A Government official predicts Cambodia’s gross domestic product will grow by seven per cent this year despite the uncertainty of the global economy, especially in the US, and in light of the sovereign-debt crisis in Europe.
The projection is only slightly higher than estimates by the International Monetary Fund (IMF), the World Bank and the Asian Development Bank, which average 6.7 per cent.
Ou Proum Virak, deputy director of the Trade Promotion Department of the Commerce Ministry, said the global economy was on the way to recovery. He said Cambodia’s economy had done well last year and would keep growing this year.
“With the government’s concrete reforms, economic growth has rapidly recovered from the global economic crisis. It maintained annual growth of seven per cent last year, and it will be the same rate this year,” Ou Proum Virak told a trade seminar yesterday.
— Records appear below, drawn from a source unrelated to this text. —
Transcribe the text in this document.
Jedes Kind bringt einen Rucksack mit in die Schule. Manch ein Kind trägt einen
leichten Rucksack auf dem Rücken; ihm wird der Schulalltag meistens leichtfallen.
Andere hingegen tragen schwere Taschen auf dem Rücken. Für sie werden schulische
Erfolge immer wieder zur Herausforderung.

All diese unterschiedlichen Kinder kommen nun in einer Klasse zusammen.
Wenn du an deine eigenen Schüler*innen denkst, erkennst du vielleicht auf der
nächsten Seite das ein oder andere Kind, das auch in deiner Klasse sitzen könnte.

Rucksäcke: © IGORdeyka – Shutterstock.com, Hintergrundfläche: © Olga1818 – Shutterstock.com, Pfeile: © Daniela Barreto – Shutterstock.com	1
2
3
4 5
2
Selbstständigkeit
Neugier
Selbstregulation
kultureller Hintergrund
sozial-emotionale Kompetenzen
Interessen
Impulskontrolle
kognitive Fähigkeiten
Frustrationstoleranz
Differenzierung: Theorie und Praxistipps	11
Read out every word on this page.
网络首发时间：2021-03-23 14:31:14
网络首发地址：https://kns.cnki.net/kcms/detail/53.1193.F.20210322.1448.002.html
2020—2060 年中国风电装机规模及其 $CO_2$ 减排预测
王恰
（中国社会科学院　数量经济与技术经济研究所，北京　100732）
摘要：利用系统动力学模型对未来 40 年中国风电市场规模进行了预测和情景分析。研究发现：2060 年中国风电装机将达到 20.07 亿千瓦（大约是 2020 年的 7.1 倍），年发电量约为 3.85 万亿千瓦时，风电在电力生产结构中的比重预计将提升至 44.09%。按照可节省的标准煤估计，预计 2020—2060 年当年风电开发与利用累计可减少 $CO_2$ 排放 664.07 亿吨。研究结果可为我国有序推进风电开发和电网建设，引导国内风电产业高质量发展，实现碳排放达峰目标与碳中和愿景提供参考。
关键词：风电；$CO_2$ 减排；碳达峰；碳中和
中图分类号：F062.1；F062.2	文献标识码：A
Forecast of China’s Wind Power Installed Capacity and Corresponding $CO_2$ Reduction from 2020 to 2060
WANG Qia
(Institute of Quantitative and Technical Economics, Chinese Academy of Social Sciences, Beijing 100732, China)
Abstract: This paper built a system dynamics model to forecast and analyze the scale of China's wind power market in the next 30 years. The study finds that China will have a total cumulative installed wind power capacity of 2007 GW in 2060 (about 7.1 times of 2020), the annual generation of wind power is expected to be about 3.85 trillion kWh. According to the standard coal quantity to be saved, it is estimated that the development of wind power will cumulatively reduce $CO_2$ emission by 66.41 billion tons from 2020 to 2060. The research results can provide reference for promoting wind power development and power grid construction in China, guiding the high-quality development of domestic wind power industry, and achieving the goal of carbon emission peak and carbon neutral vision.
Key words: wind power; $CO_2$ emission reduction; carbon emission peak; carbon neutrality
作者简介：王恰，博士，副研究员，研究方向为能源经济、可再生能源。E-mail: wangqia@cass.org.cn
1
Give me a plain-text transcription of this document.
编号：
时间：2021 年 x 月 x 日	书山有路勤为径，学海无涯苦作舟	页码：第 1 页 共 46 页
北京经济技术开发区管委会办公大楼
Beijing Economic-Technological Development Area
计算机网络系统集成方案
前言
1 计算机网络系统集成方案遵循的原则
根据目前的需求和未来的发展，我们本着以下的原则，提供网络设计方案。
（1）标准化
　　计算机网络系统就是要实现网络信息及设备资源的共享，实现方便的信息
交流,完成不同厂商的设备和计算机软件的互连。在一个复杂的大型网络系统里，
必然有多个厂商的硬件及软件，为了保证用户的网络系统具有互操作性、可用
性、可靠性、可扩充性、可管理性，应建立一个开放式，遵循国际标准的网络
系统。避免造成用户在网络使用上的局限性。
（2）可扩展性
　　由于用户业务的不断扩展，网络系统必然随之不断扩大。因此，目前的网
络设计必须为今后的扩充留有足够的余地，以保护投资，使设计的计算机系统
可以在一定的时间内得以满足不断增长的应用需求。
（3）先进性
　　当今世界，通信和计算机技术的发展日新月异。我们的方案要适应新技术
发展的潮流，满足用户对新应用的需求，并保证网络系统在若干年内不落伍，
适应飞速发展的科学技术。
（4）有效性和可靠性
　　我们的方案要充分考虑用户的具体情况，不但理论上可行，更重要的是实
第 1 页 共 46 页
He said garment exports, tourism, agriculture and construction were still on the rise, but added that the global economic situation at the end of 2012 and into 2013 still had high risks caused by persistent sovereign-debt problems in Europe and the sluggish recovery of the US economy.
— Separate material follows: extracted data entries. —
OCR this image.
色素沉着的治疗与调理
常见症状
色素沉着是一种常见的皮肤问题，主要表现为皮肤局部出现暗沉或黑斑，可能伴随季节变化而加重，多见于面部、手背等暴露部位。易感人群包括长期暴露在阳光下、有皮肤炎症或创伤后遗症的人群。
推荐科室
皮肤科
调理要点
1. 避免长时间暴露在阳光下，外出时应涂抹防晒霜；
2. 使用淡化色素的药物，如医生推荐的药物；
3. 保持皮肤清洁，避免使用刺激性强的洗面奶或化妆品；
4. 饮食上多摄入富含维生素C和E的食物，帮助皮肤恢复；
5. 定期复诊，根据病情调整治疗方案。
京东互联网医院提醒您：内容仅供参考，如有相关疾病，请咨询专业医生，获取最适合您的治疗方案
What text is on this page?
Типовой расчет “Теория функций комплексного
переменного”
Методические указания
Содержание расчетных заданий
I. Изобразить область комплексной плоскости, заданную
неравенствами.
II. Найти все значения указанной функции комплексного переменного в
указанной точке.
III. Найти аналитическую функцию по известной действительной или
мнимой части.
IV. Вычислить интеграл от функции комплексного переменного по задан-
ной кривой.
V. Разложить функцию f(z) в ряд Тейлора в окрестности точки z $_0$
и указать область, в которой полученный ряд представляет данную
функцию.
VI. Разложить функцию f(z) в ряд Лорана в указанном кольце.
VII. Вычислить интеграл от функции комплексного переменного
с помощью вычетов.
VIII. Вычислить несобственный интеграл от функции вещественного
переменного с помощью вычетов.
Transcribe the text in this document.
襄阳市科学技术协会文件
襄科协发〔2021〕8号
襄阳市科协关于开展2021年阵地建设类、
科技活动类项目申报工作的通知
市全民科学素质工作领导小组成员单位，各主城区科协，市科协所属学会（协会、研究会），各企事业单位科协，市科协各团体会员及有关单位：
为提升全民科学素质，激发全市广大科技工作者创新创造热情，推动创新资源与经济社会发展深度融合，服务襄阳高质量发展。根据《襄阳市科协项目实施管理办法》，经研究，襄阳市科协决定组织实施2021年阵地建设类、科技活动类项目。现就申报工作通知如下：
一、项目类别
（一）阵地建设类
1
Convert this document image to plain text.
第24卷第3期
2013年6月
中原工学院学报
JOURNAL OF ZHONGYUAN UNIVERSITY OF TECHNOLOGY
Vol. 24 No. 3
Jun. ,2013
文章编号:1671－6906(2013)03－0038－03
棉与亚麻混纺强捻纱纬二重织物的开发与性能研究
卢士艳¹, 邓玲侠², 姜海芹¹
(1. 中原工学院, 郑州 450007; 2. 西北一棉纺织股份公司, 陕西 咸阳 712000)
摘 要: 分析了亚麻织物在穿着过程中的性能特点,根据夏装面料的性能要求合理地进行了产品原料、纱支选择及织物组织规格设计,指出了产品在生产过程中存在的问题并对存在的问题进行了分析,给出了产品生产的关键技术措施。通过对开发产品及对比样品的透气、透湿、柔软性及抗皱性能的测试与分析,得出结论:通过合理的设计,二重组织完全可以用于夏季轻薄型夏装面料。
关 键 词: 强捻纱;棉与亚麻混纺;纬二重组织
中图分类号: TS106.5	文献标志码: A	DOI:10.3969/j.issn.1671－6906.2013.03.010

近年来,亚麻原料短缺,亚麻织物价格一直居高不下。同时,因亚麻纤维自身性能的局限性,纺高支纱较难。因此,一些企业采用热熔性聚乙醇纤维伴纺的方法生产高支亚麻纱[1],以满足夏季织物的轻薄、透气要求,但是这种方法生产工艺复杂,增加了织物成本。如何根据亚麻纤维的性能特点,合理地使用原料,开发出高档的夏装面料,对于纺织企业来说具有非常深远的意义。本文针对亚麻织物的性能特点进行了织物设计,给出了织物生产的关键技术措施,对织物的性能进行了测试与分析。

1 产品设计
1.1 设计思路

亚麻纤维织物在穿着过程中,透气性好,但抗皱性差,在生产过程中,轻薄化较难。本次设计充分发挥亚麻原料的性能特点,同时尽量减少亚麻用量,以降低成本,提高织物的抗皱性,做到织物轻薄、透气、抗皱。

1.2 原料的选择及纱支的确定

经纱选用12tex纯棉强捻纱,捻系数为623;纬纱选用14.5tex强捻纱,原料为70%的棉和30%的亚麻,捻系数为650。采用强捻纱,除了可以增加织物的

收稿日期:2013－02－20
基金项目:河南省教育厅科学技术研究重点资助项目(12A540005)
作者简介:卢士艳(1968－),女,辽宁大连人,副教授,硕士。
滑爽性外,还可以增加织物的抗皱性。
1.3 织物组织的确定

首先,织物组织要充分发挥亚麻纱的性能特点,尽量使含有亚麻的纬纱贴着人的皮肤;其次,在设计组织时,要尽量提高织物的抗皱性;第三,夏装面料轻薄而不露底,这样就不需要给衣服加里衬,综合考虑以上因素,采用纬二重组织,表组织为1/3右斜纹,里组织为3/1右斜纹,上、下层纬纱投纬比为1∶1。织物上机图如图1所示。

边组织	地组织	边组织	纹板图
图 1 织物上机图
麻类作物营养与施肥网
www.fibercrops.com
“These could be challenges for Cambodia to increase exports as well as attract foreign direct investment.”
The Ministry of Economy and Finance said on December 18 GDP growth would reach seven per cent this year.
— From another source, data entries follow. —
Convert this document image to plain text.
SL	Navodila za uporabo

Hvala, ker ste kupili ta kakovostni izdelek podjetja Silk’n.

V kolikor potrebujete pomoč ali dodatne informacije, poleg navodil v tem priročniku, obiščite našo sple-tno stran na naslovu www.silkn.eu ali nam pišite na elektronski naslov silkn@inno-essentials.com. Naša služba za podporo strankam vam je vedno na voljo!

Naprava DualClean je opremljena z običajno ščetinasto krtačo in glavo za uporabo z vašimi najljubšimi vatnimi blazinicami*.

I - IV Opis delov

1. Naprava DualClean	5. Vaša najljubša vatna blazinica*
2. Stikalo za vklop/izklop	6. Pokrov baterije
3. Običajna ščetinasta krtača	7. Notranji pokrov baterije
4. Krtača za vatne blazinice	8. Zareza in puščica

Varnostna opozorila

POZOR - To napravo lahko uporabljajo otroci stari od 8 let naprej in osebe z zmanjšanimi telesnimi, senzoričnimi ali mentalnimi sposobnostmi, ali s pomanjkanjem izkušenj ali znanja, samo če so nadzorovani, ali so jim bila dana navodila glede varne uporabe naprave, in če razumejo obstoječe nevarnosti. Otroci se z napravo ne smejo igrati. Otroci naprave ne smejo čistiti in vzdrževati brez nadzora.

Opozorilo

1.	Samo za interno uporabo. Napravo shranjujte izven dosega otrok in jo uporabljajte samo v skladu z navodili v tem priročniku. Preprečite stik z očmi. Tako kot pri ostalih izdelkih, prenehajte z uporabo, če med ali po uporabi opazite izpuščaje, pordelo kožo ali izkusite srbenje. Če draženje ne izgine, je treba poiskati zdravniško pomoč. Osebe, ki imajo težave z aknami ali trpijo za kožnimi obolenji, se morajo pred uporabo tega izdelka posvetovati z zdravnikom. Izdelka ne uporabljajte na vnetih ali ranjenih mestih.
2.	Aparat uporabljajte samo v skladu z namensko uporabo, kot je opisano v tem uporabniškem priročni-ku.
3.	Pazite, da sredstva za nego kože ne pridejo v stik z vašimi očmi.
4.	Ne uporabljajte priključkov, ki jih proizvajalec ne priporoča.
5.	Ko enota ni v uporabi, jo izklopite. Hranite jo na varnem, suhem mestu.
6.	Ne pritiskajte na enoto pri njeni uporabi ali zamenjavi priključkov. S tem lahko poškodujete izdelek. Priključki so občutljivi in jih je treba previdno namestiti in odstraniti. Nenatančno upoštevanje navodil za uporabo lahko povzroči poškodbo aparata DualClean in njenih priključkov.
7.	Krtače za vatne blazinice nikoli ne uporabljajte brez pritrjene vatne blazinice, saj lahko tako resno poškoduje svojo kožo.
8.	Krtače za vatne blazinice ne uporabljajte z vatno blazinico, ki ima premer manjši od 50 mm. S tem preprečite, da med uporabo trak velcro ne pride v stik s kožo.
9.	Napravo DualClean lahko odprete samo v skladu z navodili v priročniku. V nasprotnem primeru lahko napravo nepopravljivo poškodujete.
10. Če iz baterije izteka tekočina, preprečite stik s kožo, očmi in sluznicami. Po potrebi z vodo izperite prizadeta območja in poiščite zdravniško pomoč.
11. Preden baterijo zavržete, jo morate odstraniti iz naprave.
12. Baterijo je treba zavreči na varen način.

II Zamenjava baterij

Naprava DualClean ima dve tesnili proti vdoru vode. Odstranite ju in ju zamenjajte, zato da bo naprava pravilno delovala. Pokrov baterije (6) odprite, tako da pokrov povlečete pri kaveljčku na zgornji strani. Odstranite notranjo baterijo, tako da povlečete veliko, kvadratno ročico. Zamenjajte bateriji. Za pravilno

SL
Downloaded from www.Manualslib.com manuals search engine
“Cambodia’s economy is proving the strength toward its growth projection of seven per cent annually, although the world economic outlook at the end of 2012 and 2013 will continue to face high risks because of Europe’s dept crisis and a slow recovery of the US’s economy,” the release said.
It also highlighted the improvement in the four main pillars of the Kingdom’s economy — agriculture, industry [garments and textiles], construction and real estate — as well as tourism.
Last Tuesday, the IMF said Cambodia’s economy was expected to increase by 6.7 per cent this year.
“The outlook is subject to considerable risks, stemming from the fragility of the global economy and a range of domestic factors, including potential labour-market instability and extreme weather,” it said.